118. C’est le nombre de femmes tuées par leur conjoint ou ex-conjoint, en France, pour la seule année 2022*. Ce jour-là, Morgane a bien failli être l’une d’elles lorsque son compagnon a tenté de l’étrangler, de la tuer. Comme trop souvent, au départ, l’histoire démarrait plutôt bien. Assez déterminé à la séduire, Yassine multipliait les marques de tendresse auprès de Morgane, la rendait heureuse et lui permettait de se sentir « protégée ». Franco-égyptien comme elle, il passe rapidement pour le gendre idéal auprès de son entourage, poli et attentionné. Tout va alors très vite : un emménagement, une grossesse… et le ciel qui, irrémédiablement, s’assombrit. Les premiers énervements deviennent les premières colères puis les premiers coups.

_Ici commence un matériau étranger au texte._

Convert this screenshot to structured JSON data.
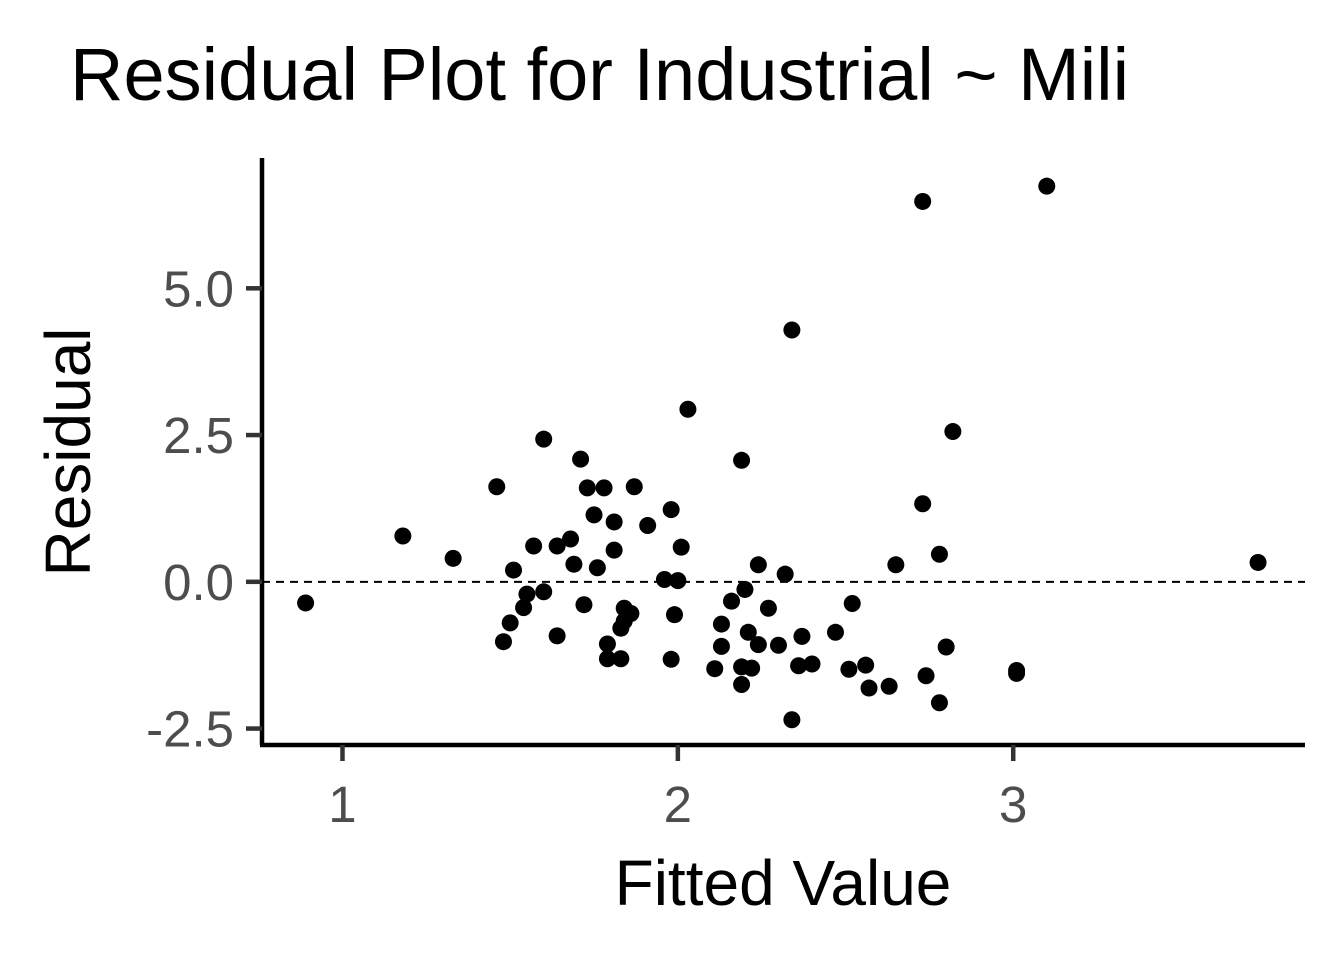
{
  "chart_data": {
    "type": "scatter",
    "title": "Residual Plot for Industrial ~ Mili",
    "xlabel": "Fitted Value",
    "ylabel": "Residual",
    "xlim": [
      0.76,
      3.87
    ],
    "ylim": [
      -2.78,
      7.22
    ],
    "xticks": [
      1,
      2,
      3
    ],
    "xtick_labels": [
      "1",
      "2",
      "3"
    ],
    "yticks": [
      -2.5,
      0.0,
      2.5,
      5.0
    ],
    "ytick_labels": [
      "-2.5",
      "0.0",
      "2.5",
      "5.0"
    ],
    "reference_line": {
      "y": 0,
      "style": "dashed"
    },
    "grid": false,
    "point_color": "#000000",
    "points": [
      {
        "x": 0.89,
        "y": -0.36
      },
      {
        "x": 1.18,
        "y": 0.78
      },
      {
        "x": 1.33,
        "y": 0.4
      },
      {
        "x": 1.46,
        "y": 1.62
      },
      {
        "x": 1.48,
        "y": -1.02
      },
      {
        "x": 1.5,
        "y": -0.7
      },
      {
        "x": 1.51,
        "y": 0.2
      },
      {
        "x": 1.54,
        "y": -0.44
      },
      {
        "x": 1.55,
        "y": -0.21
      },
      {
        "x": 1.57,
        "y": 0.61
      },
      {
        "x": 1.6,
        "y": -0.17
      },
      {
        "x": 1.6,
        "y": 2.43
      },
      {
        "x": 1.64,
        "y": -0.92
      },
      {
        "x": 1.64,
        "y": 0.61
      },
      {
        "x": 1.68,
        "y": 0.73
      },
      {
        "x": 1.69,
        "y": 0.3
      },
      {
        "x": 1.71,
        "y": 2.09
      },
      {
        "x": 1.72,
        "y": -0.39
      },
      {
        "x": 1.73,
        "y": 1.6
      },
      {
        "x": 1.75,
        "y": 1.14
      },
      {
        "x": 1.76,
        "y": 0.24
      },
      {
        "x": 1.78,
        "y": 1.6
      },
      {
        "x": 1.79,
        "y": -1.06
      },
      {
        "x": 1.79,
        "y": -1.31
      },
      {
        "x": 1.81,
        "y": 0.54
      },
      {
        "x": 1.81,
        "y": 1.02
      },
      {
        "x": 1.83,
        "y": -0.79
      },
      {
        "x": 1.83,
        "y": -1.31
      },
      {
        "x": 1.84,
        "y": -0.67
      },
      {
        "x": 1.84,
        "y": -0.45
      },
      {
        "x": 1.86,
        "y": -0.54
      },
      {
        "x": 1.87,
        "y": 1.62
      },
      {
        "x": 1.91,
        "y": 0.96
      },
      {
        "x": 1.96,
        "y": 0.04
      },
      {
        "x": 1.98,
        "y": 1.23
      },
      {
        "x": 1.98,
        "y": -1.32
      },
      {
        "x": 1.99,
        "y": -0.56
      },
      {
        "x": 2.0,
        "y": 0.02
      },
      {
        "x": 2.01,
        "y": 0.59
      },
      {
        "x": 2.03,
        "y": 2.94
      },
      {
        "x": 2.11,
        "y": -1.48
      },
      {
        "x": 2.13,
        "y": -0.72
      },
      {
        "x": 2.13,
        "y": -1.1
      },
      {
        "x": 2.16,
        "y": -0.33
      },
      {
        "x": 2.19,
        "y": 2.07
      },
      {
        "x": 2.19,
        "y": -1.45
      },
      {
        "x": 2.19,
        "y": -1.75
      },
      {
        "x": 2.2,
        "y": -0.13
      },
      {
        "x": 2.21,
        "y": -0.86
      },
      {
        "x": 2.22,
        "y": -1.47
      },
      {
        "x": 2.24,
        "y": 0.29
      },
      {
        "x": 2.24,
        "y": -1.07
      },
      {
        "x": 2.27,
        "y": -0.45
      },
      {
        "x": 2.3,
        "y": -1.08
      },
      {
        "x": 2.32,
        "y": 0.13
      },
      {
        "x": 2.34,
        "y": 4.29
      },
      {
        "x": 2.34,
        "y": -2.35
      },
      {
        "x": 2.36,
        "y": -1.43
      },
      {
        "x": 2.37,
        "y": -0.93
      },
      {
        "x": 2.4,
        "y": -1.4
      },
      {
        "x": 2.47,
        "y": -0.86
      },
      {
        "x": 2.51,
        "y": -1.49
      },
      {
        "x": 2.52,
        "y": -0.37
      },
      {
        "x": 2.56,
        "y": -1.42
      },
      {
        "x": 2.57,
        "y": -1.81
      },
      {
        "x": 2.63,
        "y": -1.78
      },
      {
        "x": 2.65,
        "y": 0.29
      },
      {
        "x": 2.73,
        "y": 6.48
      },
      {
        "x": 2.73,
        "y": 1.33
      },
      {
        "x": 2.74,
        "y": -1.6
      },
      {
        "x": 2.78,
        "y": 0.47
      },
      {
        "x": 2.78,
        "y": -2.06
      },
      {
        "x": 2.8,
        "y": -1.11
      },
      {
        "x": 2.82,
        "y": 2.56
      },
      {
        "x": 3.01,
        "y": -1.51
      },
      {
        "x": 3.01,
        "y": -1.56
      },
      {
        "x": 3.1,
        "y": 6.74
      },
      {
        "x": 3.73,
        "y": 0.33
      }
    ]
  }
}
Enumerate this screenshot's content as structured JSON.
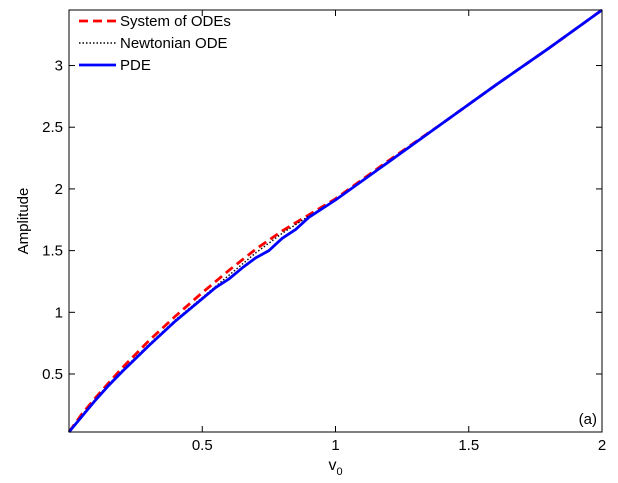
{
  "chart_data": {
    "type": "line",
    "title": "",
    "xlabel": "v",
    "xlabel_subscript": "0",
    "ylabel": "Amplitude",
    "panel_label": "(a)",
    "xlim": [
      0,
      2
    ],
    "ylim": [
      0.03,
      3.45
    ],
    "xticks": [
      0.5,
      1,
      1.5,
      2
    ],
    "yticks": [
      0.5,
      1,
      1.5,
      2,
      2.5,
      3
    ],
    "grid": false,
    "legend_position": "top-left",
    "series": [
      {
        "name": "System of ODEs",
        "color": "#ff0000",
        "dash": "dashed",
        "x": [
          0,
          0.05,
          0.1,
          0.15,
          0.2,
          0.3,
          0.4,
          0.5,
          0.6,
          0.7,
          0.8,
          0.9,
          1.0,
          1.2,
          1.4,
          1.6,
          1.8,
          2.0
        ],
        "y": [
          0.03,
          0.18,
          0.31,
          0.43,
          0.55,
          0.77,
          0.97,
          1.16,
          1.34,
          1.51,
          1.66,
          1.79,
          1.92,
          2.23,
          2.53,
          2.84,
          3.14,
          3.45
        ]
      },
      {
        "name": "Newtonian ODE",
        "color": "#000000",
        "dash": "dotted",
        "x": [
          0,
          0.05,
          0.1,
          0.15,
          0.2,
          0.3,
          0.4,
          0.5,
          0.6,
          0.7,
          0.8,
          0.9,
          1.0,
          1.2,
          1.4,
          1.6,
          1.8,
          2.0
        ],
        "y": [
          0.03,
          0.17,
          0.3,
          0.42,
          0.53,
          0.74,
          0.94,
          1.12,
          1.3,
          1.48,
          1.64,
          1.78,
          1.91,
          2.22,
          2.53,
          2.84,
          3.14,
          3.45
        ]
      },
      {
        "name": "PDE",
        "color": "#0000ff",
        "dash": "solid",
        "x": [
          0,
          0.05,
          0.1,
          0.15,
          0.2,
          0.3,
          0.4,
          0.5,
          0.55,
          0.6,
          0.65,
          0.7,
          0.75,
          0.8,
          0.85,
          0.9,
          1.0,
          1.2,
          1.4,
          1.6,
          1.8,
          2.0
        ],
        "y": [
          0.03,
          0.16,
          0.29,
          0.41,
          0.52,
          0.73,
          0.93,
          1.11,
          1.2,
          1.27,
          1.36,
          1.44,
          1.5,
          1.6,
          1.67,
          1.77,
          1.91,
          2.22,
          2.53,
          2.84,
          3.14,
          3.45
        ]
      }
    ]
  }
}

L’engrenage infernal est lancé.
Mieux vaut que le bédéphile sache bien dans quoi il s’engage en abordant cet album. Cette adaptation de l’autobiographie de Morgane Seliman par Laurent-Frédéric Bollée a de quoi bouleverser le lecteur. Sur près de cent-cinquante pages, se déploie, mois après mois, une effroyable descente aux enfers. Car aux coups (déjà d’une gravité inouïe), s’ajoutent les menaces, la préméditation et la mise en place d’une emprise absolue. La lecture peut dès lors s’avérer difficile à encaisser, par séquences. Mais comment serait-il possible de détourner le regard ? Comment serait-il possible de ne pas mener le combat ? Témoignage indispensable, l'ouvrage ne fait que montrer la réalité. La triste réalité d’un homme violent et sournois, tout puissant, qui a méticuleusement brisé la vie d’une jeune femme.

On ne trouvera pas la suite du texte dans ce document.